Without the rivalry of the voices, the moan of the muted horn grew suddenly sonorous, and Morris could distinguish it for what it was: the wind. As he lay in his bed, head to the bars, it seemed to rise to the force of a gale, howling through the cavernous cellhouse.

Soon another uproar came racketing into the cellhouse—the hoarse bellowing of foghorns, one upon another, from either end of the island. Fog had swirled in through the Golden Gate on the night wind.
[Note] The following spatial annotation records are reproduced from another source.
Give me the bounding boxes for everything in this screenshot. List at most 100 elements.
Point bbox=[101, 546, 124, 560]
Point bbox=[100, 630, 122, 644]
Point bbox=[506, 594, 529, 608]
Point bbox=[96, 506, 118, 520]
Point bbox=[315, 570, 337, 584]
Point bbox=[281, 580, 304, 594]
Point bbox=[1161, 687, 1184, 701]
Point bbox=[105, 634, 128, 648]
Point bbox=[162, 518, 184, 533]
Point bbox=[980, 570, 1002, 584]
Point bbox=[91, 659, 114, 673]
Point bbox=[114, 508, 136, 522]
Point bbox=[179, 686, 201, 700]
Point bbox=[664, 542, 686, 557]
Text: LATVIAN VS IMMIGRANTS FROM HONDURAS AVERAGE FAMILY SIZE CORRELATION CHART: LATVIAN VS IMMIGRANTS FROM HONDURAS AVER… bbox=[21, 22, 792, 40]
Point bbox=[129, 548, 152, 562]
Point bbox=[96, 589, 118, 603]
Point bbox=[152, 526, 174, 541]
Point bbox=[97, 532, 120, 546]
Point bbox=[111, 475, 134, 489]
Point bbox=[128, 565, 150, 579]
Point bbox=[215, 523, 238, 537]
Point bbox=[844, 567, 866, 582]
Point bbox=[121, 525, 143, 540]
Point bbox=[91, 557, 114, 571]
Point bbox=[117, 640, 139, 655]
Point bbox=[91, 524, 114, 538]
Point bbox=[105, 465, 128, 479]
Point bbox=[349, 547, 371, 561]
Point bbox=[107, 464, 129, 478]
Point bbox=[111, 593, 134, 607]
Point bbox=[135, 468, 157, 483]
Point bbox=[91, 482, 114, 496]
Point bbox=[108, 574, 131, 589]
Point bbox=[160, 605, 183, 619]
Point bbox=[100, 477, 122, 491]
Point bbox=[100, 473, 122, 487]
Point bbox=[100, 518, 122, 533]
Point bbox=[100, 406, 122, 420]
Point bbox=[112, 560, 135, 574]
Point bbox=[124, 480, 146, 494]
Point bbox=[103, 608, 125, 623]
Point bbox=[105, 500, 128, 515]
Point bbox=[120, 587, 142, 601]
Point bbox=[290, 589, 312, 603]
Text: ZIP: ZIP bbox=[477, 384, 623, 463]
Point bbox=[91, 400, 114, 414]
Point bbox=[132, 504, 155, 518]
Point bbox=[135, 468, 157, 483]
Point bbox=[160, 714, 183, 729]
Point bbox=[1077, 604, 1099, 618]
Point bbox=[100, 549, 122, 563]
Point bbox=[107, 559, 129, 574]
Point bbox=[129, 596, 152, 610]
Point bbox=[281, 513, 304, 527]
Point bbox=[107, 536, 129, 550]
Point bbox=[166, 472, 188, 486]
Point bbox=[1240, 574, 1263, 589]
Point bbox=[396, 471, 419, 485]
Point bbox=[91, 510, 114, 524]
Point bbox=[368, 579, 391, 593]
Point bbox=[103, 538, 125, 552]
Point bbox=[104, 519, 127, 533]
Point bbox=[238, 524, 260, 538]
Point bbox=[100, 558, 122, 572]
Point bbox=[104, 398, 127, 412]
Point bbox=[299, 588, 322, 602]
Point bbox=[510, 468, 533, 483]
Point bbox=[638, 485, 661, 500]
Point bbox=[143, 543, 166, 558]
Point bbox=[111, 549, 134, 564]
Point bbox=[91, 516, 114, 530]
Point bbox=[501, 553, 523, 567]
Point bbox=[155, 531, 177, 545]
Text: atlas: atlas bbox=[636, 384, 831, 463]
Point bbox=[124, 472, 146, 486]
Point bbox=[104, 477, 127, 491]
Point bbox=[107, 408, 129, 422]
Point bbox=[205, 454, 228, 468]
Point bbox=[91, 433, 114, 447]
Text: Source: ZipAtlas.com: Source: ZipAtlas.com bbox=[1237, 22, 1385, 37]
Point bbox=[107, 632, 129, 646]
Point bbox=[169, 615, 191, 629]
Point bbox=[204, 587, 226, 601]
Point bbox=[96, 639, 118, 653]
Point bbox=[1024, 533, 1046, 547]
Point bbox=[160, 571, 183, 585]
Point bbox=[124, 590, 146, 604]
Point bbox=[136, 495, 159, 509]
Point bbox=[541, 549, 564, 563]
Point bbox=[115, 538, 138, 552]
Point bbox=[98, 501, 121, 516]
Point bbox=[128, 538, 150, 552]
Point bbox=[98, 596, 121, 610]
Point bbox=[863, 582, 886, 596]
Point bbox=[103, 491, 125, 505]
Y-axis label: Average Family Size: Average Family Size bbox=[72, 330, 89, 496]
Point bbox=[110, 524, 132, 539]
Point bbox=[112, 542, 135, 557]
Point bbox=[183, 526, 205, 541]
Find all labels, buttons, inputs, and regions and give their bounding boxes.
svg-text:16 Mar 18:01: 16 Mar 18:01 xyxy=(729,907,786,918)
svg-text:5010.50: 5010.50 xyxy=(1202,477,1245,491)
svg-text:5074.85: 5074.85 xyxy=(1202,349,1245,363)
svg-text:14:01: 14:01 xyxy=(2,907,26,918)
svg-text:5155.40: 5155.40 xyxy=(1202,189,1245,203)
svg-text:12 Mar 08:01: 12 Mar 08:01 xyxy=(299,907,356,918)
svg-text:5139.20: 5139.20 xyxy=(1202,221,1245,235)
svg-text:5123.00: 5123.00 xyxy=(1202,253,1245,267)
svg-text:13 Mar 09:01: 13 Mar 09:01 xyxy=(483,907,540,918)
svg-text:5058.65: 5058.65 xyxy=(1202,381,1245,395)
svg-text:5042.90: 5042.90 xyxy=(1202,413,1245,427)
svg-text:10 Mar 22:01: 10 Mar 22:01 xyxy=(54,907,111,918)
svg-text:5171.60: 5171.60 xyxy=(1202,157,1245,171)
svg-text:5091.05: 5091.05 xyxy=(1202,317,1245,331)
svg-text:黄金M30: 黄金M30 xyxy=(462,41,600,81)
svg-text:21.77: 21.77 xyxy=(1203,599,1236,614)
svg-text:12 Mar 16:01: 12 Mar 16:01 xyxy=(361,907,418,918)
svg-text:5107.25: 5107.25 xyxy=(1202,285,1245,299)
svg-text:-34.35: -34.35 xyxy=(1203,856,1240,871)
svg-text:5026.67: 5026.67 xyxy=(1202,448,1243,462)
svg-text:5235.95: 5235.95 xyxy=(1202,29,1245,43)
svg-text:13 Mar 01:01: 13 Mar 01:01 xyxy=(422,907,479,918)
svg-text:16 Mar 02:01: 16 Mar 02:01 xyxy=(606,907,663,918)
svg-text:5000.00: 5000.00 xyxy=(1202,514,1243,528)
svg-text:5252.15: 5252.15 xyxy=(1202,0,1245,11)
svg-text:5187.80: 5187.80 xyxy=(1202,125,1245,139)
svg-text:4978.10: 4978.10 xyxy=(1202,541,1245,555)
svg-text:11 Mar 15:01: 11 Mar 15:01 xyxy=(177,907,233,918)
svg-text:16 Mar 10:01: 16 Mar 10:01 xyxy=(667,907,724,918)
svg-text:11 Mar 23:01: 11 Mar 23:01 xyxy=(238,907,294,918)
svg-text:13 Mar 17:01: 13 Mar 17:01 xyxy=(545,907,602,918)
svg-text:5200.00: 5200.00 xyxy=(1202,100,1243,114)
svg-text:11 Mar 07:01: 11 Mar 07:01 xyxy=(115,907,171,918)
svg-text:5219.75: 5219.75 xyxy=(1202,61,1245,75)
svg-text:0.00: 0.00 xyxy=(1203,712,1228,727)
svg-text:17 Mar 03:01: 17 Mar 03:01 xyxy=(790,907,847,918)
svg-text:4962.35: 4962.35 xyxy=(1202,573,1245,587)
A convict new to The Rock usually sleeps the sleep of exhaustion on his first night. He has heard such tales about the place, and has built up such anxiety en route, that even the shrieking wind and vibrant foghorns have no effect against the sedation of fatigue. Morris must have experienced that, and if so it would take the rise-up-and-shine blast, like that of a foghorn at his very cell door, to yank him out of his deep slumber. Six
A.M.
Twenty minutes till the head count; twenty minutes for personal and housekeeping chores.

Morris, informed of regulations, would wash quickly in the cold water from the single tap and brush his teeth with the powder, then get into his clothes and cinch the belt—a wooden buckle to keep the electronic eye of the Snitch Box from blinking. Make the bed, straighten up the cell, take a position at the front bars. A guard came along, gave cell and occupant a cursory survey, passed on, the first of twelve official counts of the day. Then the lieutenant’s command, “Ring in outside B!” and the trek by units to breakfast began.

Upon leaving the mess hall this time, the convicts filed through the Snitch Box, rolled over from the yard door—one of the unscheduled mechanical friskings designed to discourage the pocketing of a fork or a spoon, items the prisoner sometimes purloined just for the thrill of it or possibly to be caught and sent to the Treatment Unit as a break in the monotony. The men marched back to their cells, were counted, then rung out to the shops. Morris watched them go from his quarantine cell. After the cross-country journey in an air-conditioned Pullman compartment, he was still sensitive to the mild odor of disinfectant that pervaded the prison. He would soon grow accustomed to the scent, just as he had at other institutions; just as a printer or a fish dealer or a fertilizer-plant worker becomes inured to the distinctive aroma of his trade. He stretched out on the cot for a nap.